The plan of the hall is roughly rectangular. A broad flight of steps leads up to the main entrance portico. Inside, the upper level contains a large auditorium (assembly hall) occupying much of the floor area. This hall, used for gatherings and performances, is furnished with wooden seating and a raised stage at one end. Early accounts note that the auditorium was decorated with painted panels and artwork. The interior décor is relatively simple, consistent with late-19th-century civic halls. Ceilings on the main hall are high, and walls are plastered. The floors are either wood or hard finish. The adjacent ground floor rooms originally municipal offices have plain corrugated ceilings and tiled floors. On the exterior, the hall is set back slightly with a planted forecourt. At one time a small garden and fountain stood in front; 19th- and 20th-century photographs show walkways flanked by lawns and flowerbeds surrounding the hall. The building lies directly across from Mysuru’s Dodda Gadiyara (the big clock tower), and along Ashoka Road it forms the western edge of a core heritage zone in the city.

== Recent developments ==
The Town Hall is also a noted element of Mysuru's historic urban landscape. It stands near the Maharaja's Palace, the Clock Tower and other heritage sites, all of which were part of the planned city center. In recent times, tour guides list the Town Hall among Mysuru's architectural attractions. An article for Times of India travel called it a "majestic and imposing" stone edifice and noted that it now serves as a venue for public events and performances. Even on casual tours of the city, visitors are encouraged to view the hall's grand façade and take in the adjacent landscaped grounds.

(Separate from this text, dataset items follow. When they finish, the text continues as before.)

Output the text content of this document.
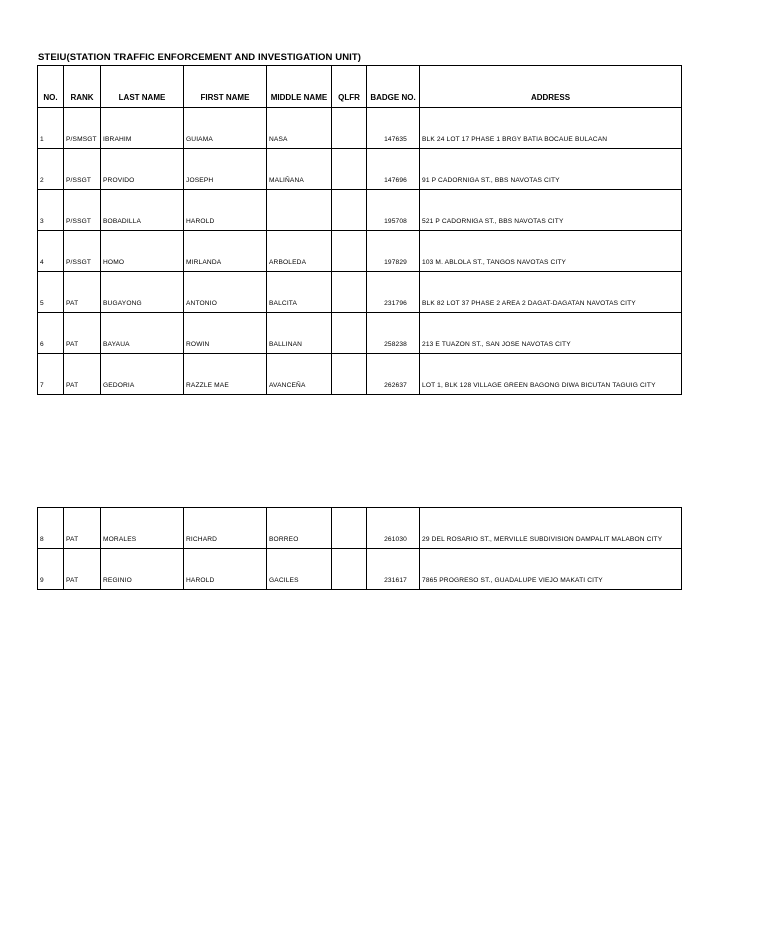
STEIU(STATION TRAFFIC ENFORCEMENT AND INVESTIGATION UNIT)
NO.	RANK	LAST NAME	FIRST NAME	MIDDLE NAME	QLFR	BADGE NO.	ADDRESS
1	P/SMSGT	IBRAHIM	GUIAMA	NASA		147635	BLK 24 LOT 17 PHASE 1 BRGY BATIA BOCAUE BULACAN
2	P/SSGT	PROVIDO	JOSEPH	MALIÑANA		147696	91 P CADORNIGA ST., BBS NAVOTAS CITY
3	P/SSGT	BOBADILLA	HAROLD			195708	521 P CADORNIGA ST., BBS NAVOTAS CITY
4	P/SSGT	HOMO	MIRLANDA	ARBOLEDA		197829	103 M. ABLOLA ST., TANGOS NAVOTAS CITY
5	PAT	BUGAYONG	ANTONIO	BALCITA		231796	BLK 82 LOT 37 PHASE 2 AREA 2 DAGAT-DAGATAN NAVOTAS CITY
6	PAT	BAYAUA	ROWIN	BALLINAN		258238	213 E TUAZON ST., SAN JOSE NAVOTAS CITY
7	PAT	GEDORIA	RAZZLE MAE	AVANCEÑA		262637	LOT 1, BLK 128 VILLAGE GREEN BAGONG DIWA BICUTAN TAGUIG CITY
8	PAT	MORALES	RICHARD	BORREO		261030	29 DEL ROSARIO ST., MERVILLE SUBDIVISION DAMPALIT MALABON CITY
9	PAT	REGINIO	HAROLD	GACILES		231617	7865 PROGRESO ST., GUADALUPE VIEJO MAKATI CITY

The Town Hall has required periodic maintenance and restoration. After decades of wear, major renovation efforts were undertaken at various times. In April 2002 the Mysore City Corporation (MCC) announced a facelift for the hall's interiors at a cost of about ₹16 lakh, the seating, acoustics and decor of the main hall were refurbished. The 2002 renovation addressed structural cracks and updated facilities, aiming to make the hall more attractive to audiences. Despite such efforts, by the 2010s the building had again fallen into partial disrepair. In 2022 a Star of Mysore report warned that renovation works had stalled in legal disputes, leaving the century-old Town Hall deteriorating. It noted: "Renovation works worth crores of rupees are caught in legal wrangles," and that the hall had "joined the list of neglected heritage structures in Mysuru" due to delays. The article described cracks in walls, a leaking roof, termite damage to wooden beams and doors, and an untidy forecourt, all indicating that the building needed urgent repairs.

By late 2023, officials reported that the MCC had indeed spent a substantial sum (several crores) on restoration, with a special Town Hall committee overseeing the project. A 2024 news story said "several crores of rupees has been spent on renovation works of the Town Hall" and that a dedicated committee was formed for its maintenance. However, that same report stated the irony that after the municipal council's term ended, new administrators "ignored the Town Hall leaving the facility in disuse". As of mid-2025 the hall's restoration is still incomplete. The city corporation has periodically stated that repair work is "in progress," but visible progress has been limited. A small amount of interior painting and electrical rewiring has been done, but larger tasks (like fixing the roof, restoring the stage area, redoing seating and lighting) remain pending. In January 2024 a former Mayor urged authorities to expedite the renovation and reopen the hall for cultural events.